If you’re an educated, thoughtful individual who holds any respect for The Knife as either a musical or a political entity, then I strongly recommend that you avoid attending their current live incarnation, the Shaking The Habitual Show.

Touting itself as an ostensibly political piece of performance art espousing socialist, feminist, and queer ideology, the show could be more accurately described as a very messy mashup of a poorly organized teen rave, a high school theater/dance recital, and a misguided cult recruitment session.

Musical offerings are dismal.
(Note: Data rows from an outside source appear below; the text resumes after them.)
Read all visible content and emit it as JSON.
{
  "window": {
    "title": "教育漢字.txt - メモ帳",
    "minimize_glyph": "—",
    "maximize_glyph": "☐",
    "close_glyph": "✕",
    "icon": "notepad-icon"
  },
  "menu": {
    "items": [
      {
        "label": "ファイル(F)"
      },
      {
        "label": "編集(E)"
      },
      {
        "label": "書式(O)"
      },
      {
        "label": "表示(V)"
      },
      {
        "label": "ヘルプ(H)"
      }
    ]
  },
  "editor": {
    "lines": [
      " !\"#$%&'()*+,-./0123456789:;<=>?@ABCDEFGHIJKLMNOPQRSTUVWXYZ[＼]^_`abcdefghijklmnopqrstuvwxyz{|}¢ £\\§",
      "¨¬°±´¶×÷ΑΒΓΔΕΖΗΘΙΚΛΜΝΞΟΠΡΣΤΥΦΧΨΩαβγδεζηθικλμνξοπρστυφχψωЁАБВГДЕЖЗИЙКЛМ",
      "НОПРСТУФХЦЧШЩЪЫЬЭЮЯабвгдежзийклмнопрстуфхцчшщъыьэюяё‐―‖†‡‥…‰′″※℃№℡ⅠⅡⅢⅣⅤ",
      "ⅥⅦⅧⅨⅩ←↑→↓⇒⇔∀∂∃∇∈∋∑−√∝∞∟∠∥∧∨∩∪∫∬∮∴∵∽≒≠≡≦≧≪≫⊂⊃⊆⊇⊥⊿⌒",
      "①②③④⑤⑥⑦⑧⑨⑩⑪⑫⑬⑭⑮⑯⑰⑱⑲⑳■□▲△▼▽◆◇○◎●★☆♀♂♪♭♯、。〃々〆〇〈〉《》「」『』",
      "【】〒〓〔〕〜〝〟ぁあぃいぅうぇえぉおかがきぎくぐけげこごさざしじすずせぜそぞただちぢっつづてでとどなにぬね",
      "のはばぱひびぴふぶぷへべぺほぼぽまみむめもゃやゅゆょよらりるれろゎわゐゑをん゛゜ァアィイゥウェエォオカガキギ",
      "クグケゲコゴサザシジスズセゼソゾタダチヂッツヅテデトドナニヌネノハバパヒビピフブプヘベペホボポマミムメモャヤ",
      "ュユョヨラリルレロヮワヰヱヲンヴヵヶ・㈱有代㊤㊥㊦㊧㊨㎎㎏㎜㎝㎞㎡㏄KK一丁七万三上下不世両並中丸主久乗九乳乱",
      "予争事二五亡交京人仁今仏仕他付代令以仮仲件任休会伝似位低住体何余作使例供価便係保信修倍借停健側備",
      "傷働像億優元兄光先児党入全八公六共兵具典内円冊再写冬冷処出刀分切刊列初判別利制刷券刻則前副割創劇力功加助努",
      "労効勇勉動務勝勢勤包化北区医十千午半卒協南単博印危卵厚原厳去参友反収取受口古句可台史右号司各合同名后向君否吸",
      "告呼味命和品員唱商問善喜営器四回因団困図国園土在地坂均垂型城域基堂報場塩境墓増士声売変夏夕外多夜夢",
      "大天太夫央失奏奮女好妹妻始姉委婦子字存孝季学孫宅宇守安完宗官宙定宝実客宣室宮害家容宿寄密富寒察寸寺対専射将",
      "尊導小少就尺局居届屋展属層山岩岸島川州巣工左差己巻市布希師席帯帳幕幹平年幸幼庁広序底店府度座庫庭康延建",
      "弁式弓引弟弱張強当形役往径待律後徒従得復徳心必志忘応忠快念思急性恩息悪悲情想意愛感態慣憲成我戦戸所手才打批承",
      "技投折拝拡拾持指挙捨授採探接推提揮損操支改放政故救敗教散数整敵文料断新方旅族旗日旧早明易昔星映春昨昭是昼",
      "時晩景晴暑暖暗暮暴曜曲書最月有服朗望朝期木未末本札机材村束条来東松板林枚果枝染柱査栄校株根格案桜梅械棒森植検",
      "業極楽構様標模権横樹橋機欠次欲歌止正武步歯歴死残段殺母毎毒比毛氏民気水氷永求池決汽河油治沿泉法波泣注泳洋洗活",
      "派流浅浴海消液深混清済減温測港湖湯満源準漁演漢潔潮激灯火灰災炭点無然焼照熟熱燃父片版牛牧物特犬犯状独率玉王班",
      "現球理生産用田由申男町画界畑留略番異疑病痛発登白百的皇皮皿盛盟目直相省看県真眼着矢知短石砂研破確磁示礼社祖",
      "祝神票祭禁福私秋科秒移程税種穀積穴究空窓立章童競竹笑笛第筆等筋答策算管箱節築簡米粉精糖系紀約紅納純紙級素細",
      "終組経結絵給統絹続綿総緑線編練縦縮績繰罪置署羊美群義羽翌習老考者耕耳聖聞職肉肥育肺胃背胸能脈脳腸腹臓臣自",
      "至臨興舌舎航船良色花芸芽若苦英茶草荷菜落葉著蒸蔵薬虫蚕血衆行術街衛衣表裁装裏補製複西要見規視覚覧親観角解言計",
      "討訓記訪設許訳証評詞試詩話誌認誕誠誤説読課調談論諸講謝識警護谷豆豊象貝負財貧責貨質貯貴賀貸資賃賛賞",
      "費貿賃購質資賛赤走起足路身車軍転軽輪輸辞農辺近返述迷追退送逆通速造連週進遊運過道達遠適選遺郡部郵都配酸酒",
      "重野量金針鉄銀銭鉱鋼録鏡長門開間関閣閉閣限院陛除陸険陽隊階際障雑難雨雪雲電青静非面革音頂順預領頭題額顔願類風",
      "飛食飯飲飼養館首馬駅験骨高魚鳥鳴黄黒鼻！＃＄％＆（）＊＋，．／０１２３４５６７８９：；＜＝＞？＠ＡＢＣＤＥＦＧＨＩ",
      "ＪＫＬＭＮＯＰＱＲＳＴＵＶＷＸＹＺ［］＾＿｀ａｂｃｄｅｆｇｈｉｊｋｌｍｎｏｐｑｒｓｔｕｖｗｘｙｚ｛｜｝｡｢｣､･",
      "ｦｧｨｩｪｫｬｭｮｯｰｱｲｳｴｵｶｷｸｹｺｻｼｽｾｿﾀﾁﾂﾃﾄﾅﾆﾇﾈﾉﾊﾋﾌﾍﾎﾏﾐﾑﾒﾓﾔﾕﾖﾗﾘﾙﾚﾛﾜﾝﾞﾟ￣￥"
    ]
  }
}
The majority of songs are either played directly from the studio album, or from prerecorded ‘live’ tribal arrangements of popular tracks designed specifically for the tour. Even those that aren’t entirely playback still contain a good deal of pantomimed instrumentation. Throughout the duration of the show, very little is actually being played or sung for the audience. You’d be better off listening to the album version elsewhere. At least you’d avoid the goofily choreographed shiny pajama dancing. Or maybe that’s your thing.

Politically, the show is even more of a disappointment. For a band that’s been very clear and direct about its intentions–aligning itself with great thinkers like Michel Foucault and Judith Butler–its presentation of any related ideology seems flagrantly juvenile and misinformed. At best.

The opening number (DEEP Aerobics) was an immediate turnoff in this area. Host Miguel Gutierrez claims genderlessness for himself and the entire audience before asking the ‘boys’ to bounce their balls and the ‘ladies’ to do likewise with their tits. He shouts negations at vague, unnamed concepts of authority. And he tells us all that ‘the people will lead, and the leaders will follow’ in the midst of what is essentially a trite call-and-answer political rally established for the sake of entertainment. It’s hypocritical, it’s childish, and it undermines the principals of free thought and acceptance that are central to modern socialist, feminist, and queer ideology.

Sadly, the main event isn’t much of an improvement. Political-leaning lyrics that had impact on the album are dumbed down by being paired with lowest-common-denominator gestures like dry humping and feigned urination. There’s drag, there’s voguing, there’s miming, you’ve seen it all at your local gay bar, and it was probably done better. None of this content is challenging, nor boundary-pushing, nor is it particularly outside the comfort zone of a mainstream audience (which any effective political statement should be). It’s not like you’re performing this in rural Mississippi in the 1950s. You’re hitting large, modern, metropolitan cities in an age where even those outside of the queer community have probably been to a drag show, a rave or two, and are aware of pro-queer, feminist artists like Lady Gaga and Peaches.

The Knife is (was?) one of my favorite groups in the current musical landscape, and Shaking the Habitual is one of the best albums of 2013. I went to this show expecting something that reached the bar set by those sentiments. Instead, I was met with a lackluster musical performance that carried about as much political integrity as the aimless preteen impulses behind Muse’s masturbatory 2009 release, The Resistance. There are no ideas presented here that couldn’t be gleaned from skimming the chapter headings of an introductory text on post-structuralist or queer theory. I can see how the show could have the potential to entertain, but it certainly isn’t going to change any minds, or even incite any sort of meaningful discourse. At least not in anybody who isn’t already part of the discussion.

I hope that The Knife puts a bit more thought into their next live outing.